You could see right away, when he first appeared on the scene, that Barack Obama was a talented rookie. He had the stuff and the smarts to be a big time winner, and he was green as a farm kid with cow crap on his shoes and a weed in his mouth.
In his first year, Obama made every rookie mistake in the book. He let the other team knock him around, right out of the gate, and he took it. He should have brushed them back with a high, hard one at the earhole, but he didn't. He started nibbling, instead.
"Let's compromise, let's have a meeting, let's water it down, can't we all just get along? Kumbaya?" Ball, ball, ball, take your base, and no, we can't.
Spring is almost here, the second spring of Barack Obama's presidency. I don't know if he realizes it yet, but this might be his last shot. Politics is a tough game.
If I were his manager, here's what I'd tell him. Throw strikes, Obama. Tell your Congressional teammates it's time they scored you some runs. Stop being timid and reasonable, be a stud. Throw strikes.
You want to end "don't ask, don't tell?" Fine. Don't wait for a military commission to dither its way through some minor-league report; blow right past Congress and the stupid laws they'll never get around to repealing. You're the commander-in-chief; you're on the mound. Throw strikes. Tell the Pentagon you're suspending all dismissals under "don't ask, don't tell" for the duration. If the umpires on the Supreme Court say that's against the rules, spit some tobacco juice at their feet and issue pardons to every soldier they try to toss out with that ignorant, outdated policy.
Throw strikes, Obama. Blast a health care bill right down the middle, no more waiting. Trash talk your sissy Democratic teammates into getting you a tax bill that takes some of the steam out of the bankers and fat cats who are eating your lunch, and ours. Jam a jobs bill down their throats. Hire a bunch of unemployed construction workers to put up a skyscraper in the damned Rose Garden; shame them into action if you must. But do something; throw strikes.

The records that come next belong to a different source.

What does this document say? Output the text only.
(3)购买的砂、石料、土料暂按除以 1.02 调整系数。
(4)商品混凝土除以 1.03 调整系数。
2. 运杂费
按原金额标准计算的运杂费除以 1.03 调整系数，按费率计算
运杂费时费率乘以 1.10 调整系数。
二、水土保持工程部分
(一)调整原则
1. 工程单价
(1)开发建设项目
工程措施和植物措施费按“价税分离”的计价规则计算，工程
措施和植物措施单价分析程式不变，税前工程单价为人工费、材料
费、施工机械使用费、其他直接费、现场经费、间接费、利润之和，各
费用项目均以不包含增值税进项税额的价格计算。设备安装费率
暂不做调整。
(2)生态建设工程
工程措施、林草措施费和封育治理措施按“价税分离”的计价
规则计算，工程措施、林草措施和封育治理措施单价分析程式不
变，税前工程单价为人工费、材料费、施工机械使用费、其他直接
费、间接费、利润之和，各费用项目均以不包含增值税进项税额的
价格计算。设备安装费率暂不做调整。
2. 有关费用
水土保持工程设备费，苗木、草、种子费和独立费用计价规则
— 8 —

Mr. President, you made a mistake when you let Congress drive the agenda. There's no drive in them, they're a bunch of meek followers, even their so-called leaders. America shakes in economic fear and loathing, the unemployed cry for work, Tea Baggers take cash from the conspiracy-theory right and use it to whip up hatred and racial animus, militias are mobilizing the weak-minded into 21st century Brown Shirts. And how do your Democratic teammates respond to those challenges?
They don't. They're still waiting for the CBO to score the umpteenth version of a health care bill they should have passed last July. If and when they get health care done, maybe they'll get around to putting America back to work, cracking down on credit card usury, busting the new cartel that owns Wall Street and trying to bring a modicum of economic justice back to the land, the way Democrats are supposed to do. But I doubt it.
If they meant business, the Senate Democrats would have gone to DEFCON 1 last summer. No more polite pretend filibusters, make them talk till they blow a larynx, no more waiting for Olivia Snowe to melt, she won't; no more bowing to the false god of bipartisanship, that god is dead.
Without you to lead them, Mr. President, they're dead in the water. Only you can save them from themselves. Only you have the ball.
Throw strikes, Obama. You're not facing the '27 Yankees. Don't give your opponents so much credit. I've seen these guys before, I've seen what happens when they're at bat; we all have. They will do what they always do. "Swing and a miss!"
But you're getting killed out there, kid. They're laughing at your soft stuff, they're beating your brains out without having to swing the bat. You came up here with the best fastball I've seen in a generation. Use it. Trust your stuff. Throw strikes.
It's now or never. The game's on the line, full count, bases loaded. Walk another guy and we lose. Throw strikes, Rook. Or we'll bring in someone who will.